Click the star to add/remove an item to/from your individual schedule.
You need to be logged in to avail of this functionality, and to see the links to virtual rooms.

Accepted Paper:

Revitalizing Indigenous Knowledge Through Interactive Digital Maps  
Joshua Manitowabi (Brock University)

Send message to Author

Paper short abstract:

Anishinaabe scholars today are making ways and space for other Anishinaabe academics to recognize their ways of knowing as a legitimate research methodology using their language. This presentation will give examples of traditional Anishinaabe stories using Dibaajmowin, Aadzookaan, and Aansookaan.

Paper long abstract:

Indigenous peoples have sought to be and are increasingly involved in the designing and selecting of content and methods of presentation of museum exhibits and educational curricula about their own cultures and histories. Maps have traditionally been used to situate a people in a spatial area and sometimes to graphically represent aspects of their culture. However, museum maps and historical cartography in general had ethnocentric and colonialist biases and thus misrepresented Indigenous peoples' views of their territory, their cultural knowledge, and their histories. These maps tended to present Indigenous cultures, socio-political structures, and territories as static or disappearing rather than as vibrant, evolving cultures. How can new possibilities within Indigenous counter-mapping aid land claim negotiations and/or decolonizing space and place?

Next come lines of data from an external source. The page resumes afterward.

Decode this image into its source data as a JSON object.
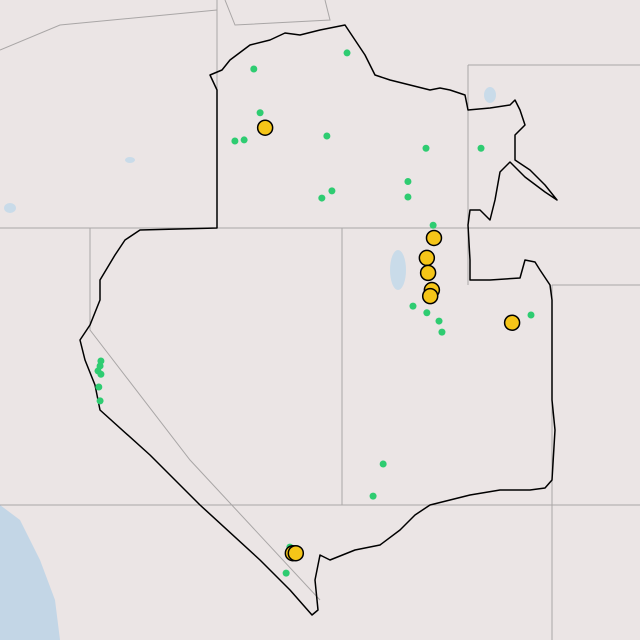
{
  "map": {
    "projection_reference": {
      "lon_min": -122.2,
      "lon_max": -106.9,
      "lat_min": 30.5,
      "lat_max": 46.1
    },
    "colors": {
      "land": "#ebe5e5",
      "water": "#c3d6e6",
      "state_border": "#a9a6a6",
      "region_outline": "#000000",
      "green_marker": "#2ecc71",
      "yellow_marker": "#f5c518",
      "yellow_marker_stroke": "#000000"
    },
    "green_points": [
      [
        -113.93,
        45.16
      ],
      [
        -116.15,
        44.87
      ],
      [
        -116.0,
        44.08
      ],
      [
        -116.6,
        43.57
      ],
      [
        -116.38,
        43.59
      ],
      [
        -114.41,
        43.66
      ],
      [
        -112.05,
        43.44
      ],
      [
        -110.74,
        43.44
      ],
      [
        -112.48,
        42.84
      ],
      [
        -112.48,
        42.56
      ],
      [
        -114.29,
        42.67
      ],
      [
        -114.53,
        42.54
      ],
      [
        -111.88,
        42.05
      ],
      [
        -112.36,
        40.59
      ],
      [
        -112.03,
        40.47
      ],
      [
        -111.74,
        40.32
      ],
      [
        -111.67,
        40.12
      ],
      [
        -109.55,
        40.43
      ],
      [
        -113.07,
        37.74
      ],
      [
        -113.31,
        37.16
      ],
      [
        -119.79,
        39.6
      ],
      [
        -119.81,
        39.51
      ],
      [
        -119.86,
        39.42
      ],
      [
        -119.79,
        39.36
      ],
      [
        -119.84,
        39.13
      ],
      [
        -119.81,
        38.88
      ],
      [
        -115.38,
        35.77
      ],
      [
        -115.29,
        36.24
      ]
    ],
    "yellow_points": [
      [
        -115.88,
        43.81
      ],
      [
        -111.86,
        41.82
      ],
      [
        -112.03,
        41.46
      ],
      [
        -112.0,
        41.19
      ],
      [
        -111.91,
        40.88
      ],
      [
        -111.95,
        40.77
      ],
      [
        -110.0,
        40.29
      ],
      [
        -115.22,
        36.13
      ],
      [
        -115.15,
        36.13
      ]
    ]
  }
}
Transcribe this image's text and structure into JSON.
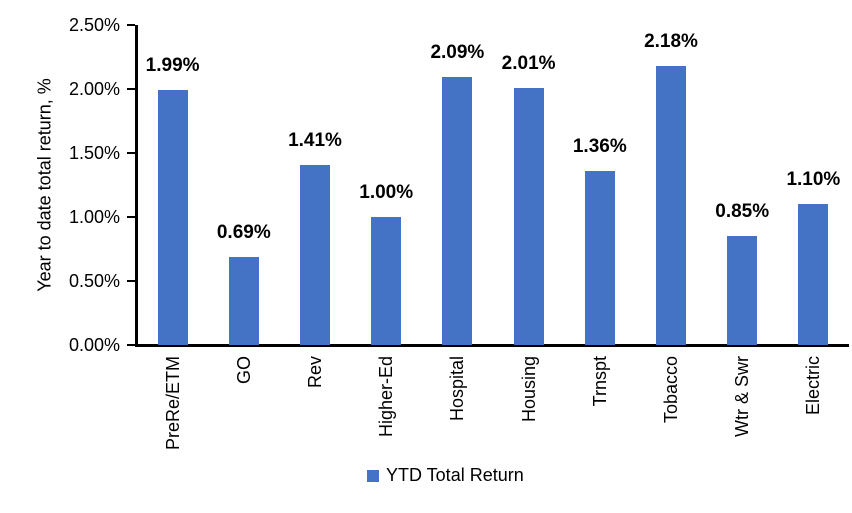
{
  "chart_data": {
    "type": "bar",
    "title": "",
    "categories": [
      "PreRe/ETM",
      "GO",
      "Rev",
      "Higher-Ed",
      "Hospital",
      "Housing",
      "Trnspt",
      "Tobacco",
      "Wtr & Swr",
      "Electric"
    ],
    "values": [
      1.99,
      0.69,
      1.41,
      1.0,
      2.09,
      2.01,
      1.36,
      2.18,
      0.85,
      1.1
    ],
    "data_labels": [
      "1.99%",
      "0.69%",
      "1.41%",
      "1.00%",
      "2.09%",
      "2.01%",
      "1.36%",
      "2.18%",
      "0.85%",
      "1.10%"
    ],
    "xlabel": "",
    "ylabel": "Year to date total return, %",
    "ylim": [
      0,
      2.5
    ],
    "ytick_values": [
      0,
      0.5,
      1.0,
      1.5,
      2.0,
      2.5
    ],
    "ytick_labels": [
      "0.00%",
      "0.50%",
      "1.00%",
      "1.50%",
      "2.00%",
      "2.50%"
    ],
    "grid": false,
    "legend": {
      "position": "bottom",
      "entries": [
        {
          "label": "YTD Total Return",
          "color": "#4472C4"
        }
      ]
    },
    "colors": {
      "bar": "#4472C4",
      "axis": "#000000",
      "text": "#000000",
      "background": "#FFFFFF"
    }
  }
}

This presentation will examine the potential of Indigenous interactive mapping to facilitate greater Indigenous community involvement in portraying, preserving, and revitalizing their culture and relationship to their land within Indigenous resurgences. In addition, interactive mapping will be examined for its potential to address the limitations of static mapping in presenting a true Indigenous perspective, one that would involve incorporating traditional ways of imparting knowledge, such as storytelling, oral history, art, music, and dance. From the user's perspective, this type of modern technology for constructing digital maps can offer alternative perspectives of Indigenous cultural representations while simultaneously providing new insights within contested areas of space between Indigenous and non-Indigenous peoples.